Monday, February 05, 2007

XV. A Weary Traveler & A Waffle House

3:47 AM * March 22, 2004

Sitting in my favorite booth at Waffle House, an overweight woman named Candy, deprived of teeth and from what I can gather, any true sense of dignity, brings me my fifth cup of coffee in less than a half-hour. As I usually do, I reach into the inner pocket of my denim jacket to find my snakeskin flask. I take one more familiar waft of Johnny Walker Red Label before I pour the remaining liquid into my new coffee. But just then, I catch a reflection in the calm surface of my beverage - it is that of a man lacking any real identity, or identifiable emotion. A man that became lost in the slow years that seem to pass like the last drips of morphine that fall onto the floor until that man that knew himself so well realizes that there is nothing left to find within himself but fear and despair. Rather, the infiniteness of retrospection has left him feeling so insignificant that his life seems more meaningless with each passing second on his father’s old wristwatch. He is nothing but one flake of snow that passes in a multitude of winter storms that define an era.
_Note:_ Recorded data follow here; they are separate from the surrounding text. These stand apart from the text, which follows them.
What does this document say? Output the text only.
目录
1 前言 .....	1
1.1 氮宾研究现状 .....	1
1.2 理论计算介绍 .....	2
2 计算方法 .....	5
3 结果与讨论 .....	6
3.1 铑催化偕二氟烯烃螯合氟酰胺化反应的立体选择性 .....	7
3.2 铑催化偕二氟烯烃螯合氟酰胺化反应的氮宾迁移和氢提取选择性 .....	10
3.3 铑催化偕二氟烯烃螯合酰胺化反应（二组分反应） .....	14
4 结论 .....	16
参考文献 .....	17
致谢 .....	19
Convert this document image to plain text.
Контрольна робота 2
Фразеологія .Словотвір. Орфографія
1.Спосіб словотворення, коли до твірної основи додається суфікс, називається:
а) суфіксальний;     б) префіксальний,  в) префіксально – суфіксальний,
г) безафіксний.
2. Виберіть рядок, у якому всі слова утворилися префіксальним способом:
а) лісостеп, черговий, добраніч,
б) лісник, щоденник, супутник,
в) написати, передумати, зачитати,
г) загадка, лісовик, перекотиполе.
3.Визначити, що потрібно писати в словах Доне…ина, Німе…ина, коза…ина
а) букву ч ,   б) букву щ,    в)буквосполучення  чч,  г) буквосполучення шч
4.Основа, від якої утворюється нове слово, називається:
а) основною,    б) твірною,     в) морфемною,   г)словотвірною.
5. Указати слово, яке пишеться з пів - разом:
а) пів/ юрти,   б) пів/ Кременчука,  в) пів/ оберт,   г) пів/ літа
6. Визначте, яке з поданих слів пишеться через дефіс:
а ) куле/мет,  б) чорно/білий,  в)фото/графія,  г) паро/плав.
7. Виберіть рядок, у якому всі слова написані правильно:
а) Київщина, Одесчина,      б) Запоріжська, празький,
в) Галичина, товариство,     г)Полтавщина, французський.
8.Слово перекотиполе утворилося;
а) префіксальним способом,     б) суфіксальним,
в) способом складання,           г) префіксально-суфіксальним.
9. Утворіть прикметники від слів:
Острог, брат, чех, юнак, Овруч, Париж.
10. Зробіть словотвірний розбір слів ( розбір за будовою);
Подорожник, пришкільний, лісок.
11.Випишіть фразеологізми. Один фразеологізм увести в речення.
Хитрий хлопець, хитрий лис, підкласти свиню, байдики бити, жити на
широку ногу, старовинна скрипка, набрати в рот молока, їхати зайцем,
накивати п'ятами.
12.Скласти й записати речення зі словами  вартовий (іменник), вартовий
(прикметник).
It is in this instant when I realize that there is a homeless man proclaiming himself to be the Prince of Wales standing over me reeking of the all too familiar scent of dead flowers mixed with soiled laundry. I ask the man to be seated "to calm down" but that only arouses more anger as he insists on taking his clothes off one article at a time, starting with his underwear. I tell the man that he has 2 minutes to convince me of his importance to this world or I will be quick to end his life. He then has a seat, reaches into his pocket, places a strip of LSD on his tongue, and begins to speak.


As he starts, I anticipate a cheap laugh, for which I am willing to spend $10 to send him to his next bottle of hooch and failed crime attempt. Yet there is something tender in his speech: The sort of caring that had escaped me over the years creating the shell of a man that I had come to embrace as a hardened long-haul truck driver for Penguin Publishing Co. He told me tall tales of magical beanstalks, trains made of marshmallows, life in Quaker country, a clock that told time backwards that his uncle had given him, and many more tales of ribaldry. Alas I soiled myself because I was unable to bring myself to leave the table, afraid to miss even a second of him spilling his mind out for me.

When he finally stopped speaking, some sixteen hours later, I felt like a new man. I arose from my seat, offered him his promised money, slicked back my hair, walked him into the parking lot, and told him I would give him a ride anywhere he wished, so long as he lay in the trunk of my car that I drive between trucking trips because he smelled so awful.

Having been on roughly 17 days without sleep, I decided it best to go home for a spell. When I awoke, it was 3 days later, and I set out across the country once more. That was over 2 years ago. This morning, I opened my trunk for the first time since I met that man that proclaimed to be the Prince of Wales to find that a horrific sight awaited me. He had strangled himself to death some time after I had forgotten about him and the smell that greeted me when I popped the trunk of my Oldsmobile burned my nostrils like the rush of cayenne pepper that I had snorted only moments before. Believe it or not, I can’t shake the feeling that I was somehow responsible for the demise of that man. For what it’s worth though, I’d like to think that night had just as much of an impact on his life as it did on mine.